Comédie en 3 actes
Pour 7 personnes
Préface
Bienvenue dans le fascinant, le vertigineux, le parfois pathétique royaume de l’Homo influencius. Non, il ne s’agit pas d’une nouvelle espèce découverte dans les profondeurs de l’Amazonie, mais plutôt d’une créature étrange et proliférante de notre ère numérique : l’individu dont l’existence semble intrinsèquement liée au nombre de ses abonnés, à la qualité de son éclairage et à la pertinence (souvent douteuse) de ses placements de produits.
J’ai longtemps observé cette faune bigarrée, ses rituels étranges devant des écrans lumineux, son langage codé fait de hashtags et d’émojis, sa quête incessante d’une validation virtuelle qui, ironiquement, semble parfois creuser un vide bien réel.
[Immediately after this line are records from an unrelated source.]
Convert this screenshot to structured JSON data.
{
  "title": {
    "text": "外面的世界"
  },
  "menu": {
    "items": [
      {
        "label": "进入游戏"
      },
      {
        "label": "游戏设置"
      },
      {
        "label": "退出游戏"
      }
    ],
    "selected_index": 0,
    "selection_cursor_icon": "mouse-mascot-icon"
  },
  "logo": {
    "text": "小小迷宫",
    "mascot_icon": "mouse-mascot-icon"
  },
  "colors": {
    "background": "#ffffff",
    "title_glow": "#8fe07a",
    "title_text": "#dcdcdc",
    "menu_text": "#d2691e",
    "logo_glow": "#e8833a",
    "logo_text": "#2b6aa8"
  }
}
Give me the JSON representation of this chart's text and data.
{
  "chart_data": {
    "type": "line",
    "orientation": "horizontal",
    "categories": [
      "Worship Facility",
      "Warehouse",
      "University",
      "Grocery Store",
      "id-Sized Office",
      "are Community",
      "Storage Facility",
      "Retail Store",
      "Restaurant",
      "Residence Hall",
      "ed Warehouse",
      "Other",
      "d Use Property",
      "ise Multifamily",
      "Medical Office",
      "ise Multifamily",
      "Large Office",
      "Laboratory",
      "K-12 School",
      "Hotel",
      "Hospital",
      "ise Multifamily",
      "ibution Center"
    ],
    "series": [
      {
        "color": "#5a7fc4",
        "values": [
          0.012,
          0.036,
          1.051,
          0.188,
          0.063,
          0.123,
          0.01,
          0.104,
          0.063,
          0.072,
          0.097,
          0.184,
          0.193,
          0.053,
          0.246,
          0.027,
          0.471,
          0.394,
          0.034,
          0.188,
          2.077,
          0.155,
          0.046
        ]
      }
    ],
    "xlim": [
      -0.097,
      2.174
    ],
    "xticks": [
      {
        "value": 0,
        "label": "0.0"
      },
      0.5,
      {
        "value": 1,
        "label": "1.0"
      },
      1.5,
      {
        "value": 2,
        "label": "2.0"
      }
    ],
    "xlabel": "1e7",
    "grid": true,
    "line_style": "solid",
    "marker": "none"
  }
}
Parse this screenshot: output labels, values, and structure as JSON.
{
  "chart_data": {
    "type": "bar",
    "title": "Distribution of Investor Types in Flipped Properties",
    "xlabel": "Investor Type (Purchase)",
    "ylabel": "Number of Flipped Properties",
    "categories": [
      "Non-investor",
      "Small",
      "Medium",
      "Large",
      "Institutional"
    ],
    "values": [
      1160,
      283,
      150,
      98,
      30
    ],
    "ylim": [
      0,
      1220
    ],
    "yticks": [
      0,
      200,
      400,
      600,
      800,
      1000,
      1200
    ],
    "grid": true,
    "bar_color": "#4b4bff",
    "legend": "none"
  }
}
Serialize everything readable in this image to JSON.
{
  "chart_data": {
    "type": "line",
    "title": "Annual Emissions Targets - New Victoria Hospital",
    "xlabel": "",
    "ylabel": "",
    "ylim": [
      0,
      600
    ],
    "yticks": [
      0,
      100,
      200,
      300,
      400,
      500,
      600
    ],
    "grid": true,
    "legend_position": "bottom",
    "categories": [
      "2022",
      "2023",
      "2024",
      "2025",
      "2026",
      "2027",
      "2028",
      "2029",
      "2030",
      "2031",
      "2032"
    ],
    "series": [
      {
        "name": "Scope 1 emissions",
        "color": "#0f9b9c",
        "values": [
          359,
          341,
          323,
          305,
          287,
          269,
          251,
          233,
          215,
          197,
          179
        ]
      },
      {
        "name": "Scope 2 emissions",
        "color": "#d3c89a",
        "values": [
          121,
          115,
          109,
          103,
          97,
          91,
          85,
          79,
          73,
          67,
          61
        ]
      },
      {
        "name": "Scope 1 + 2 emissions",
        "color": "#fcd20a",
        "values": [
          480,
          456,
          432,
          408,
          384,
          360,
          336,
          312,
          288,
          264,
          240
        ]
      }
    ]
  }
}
C’est de cette observation, à la fois amusée et légèrement inquiète, qu’est né Homo influencius.
Cette pièce n’est pas une charge à brûle-pourpoint contre les influenceurs. Ce serait trop simple et, avouons-le, manquerait singulièrement de nuance. Il s’agit plutôt d’une tentative de lever le voile, avec un sourire (parfois jaune), sur les mécanismes de cette économie de l’attention qui nous concerne tous, que nous soyons acteurs ou simples spectateurs de ce théâtre digital.
À travers le prisme de Léo, l’archétype de l’influenceur en pleine ascension (et en plein doute), et le regard acéré de Chloé, l’observatrice cynique mais non moins impliquée, j’ai voulu explorer les illusions et les désillusions, les vanités et les fragilités qui se cachent derrière les filtres et les « stories » éphémères.
La panne, cet événement aussi banal que potentiellement cataclysmique pour nos vies hyper-connectées, agit ici comme un révélateur. Privés de leur oxygène numérique, nos personnages sont forcés de se confronter à une réalité qu’ils avaient soigneusement mise de côté. Les masques tombent, les vernis craquent, et derrière les identités construites à coups de likes, apparaissent des êtres humains avec leurs failles, leurs contradictions et, peut-être, une infime lueur d’espoir.
Alors, installez-vous confortablement. Observez ces spécimens d’Homo influencius dans leur habitat naturel (un loft sponsorisé, bien sûr). Riez de leurs travers, reconnaissez-y peut-être une part de vous-même, et qui sait, la prochaine fois que votre téléphone vibrera, vous y penserez peut-être à deux fois avant de liker compulsivement la énième photo d’un smoothie « détox » ou d’un coucher de soleil retouché.
Eric Fernandez Léger
L’intrigue
Léo, jeune influenceur en pleine ascension, incarne à la perfection cet univers superficiel : il enchaîne les stories sponsorisées, jongle avec les codes promotionnels et vit dans la peur permanente de perdre en engagement. Face à lui, Chloé, plus lucide et cynique, observe d’un œil amusé cette course effrénée à la notoriété virtuelle.
Leur quotidien hyperconnecté bascule lorsque une panne d’électricité les prive brutalement de leurs précieux écrans. Coincés dans l’obscurité, ils sont forcés de se confronter à une réalité qu’ils avaient soigneusement évitée : leur dépendance aux réseaux, leur quête désespérée de validation et le vide derrière leurs identités numériques.
Au fil de leurs échanges, des confessions inattendues émergent. Léo avoue son besoin maladif d’être vu, tandis que Chloé révèle sa désillusion face à un système qu’elle méprise tout en y participant. La découverte d’objets d’un autre temps (un vieux Game Boy, des lettres manuscrites) les pousse à réfléchir à une époque où l’on vivait sans algorithmes.
Mais lorsque l’électricité revient, le monde digital les rattrape aussitôt. Leurs agents, Max et Jade, leur proposent des collaborations encore plus lucratives, capitalisant sur leur expérience de « déconnexion forcée ». Tiraillés entre leur désir d’authenticité et les exigences du marketing d’influence, Léo et Chloé tentent de trouver un équilibre… sans savoir s’ils peuvent vraiment échapper au système.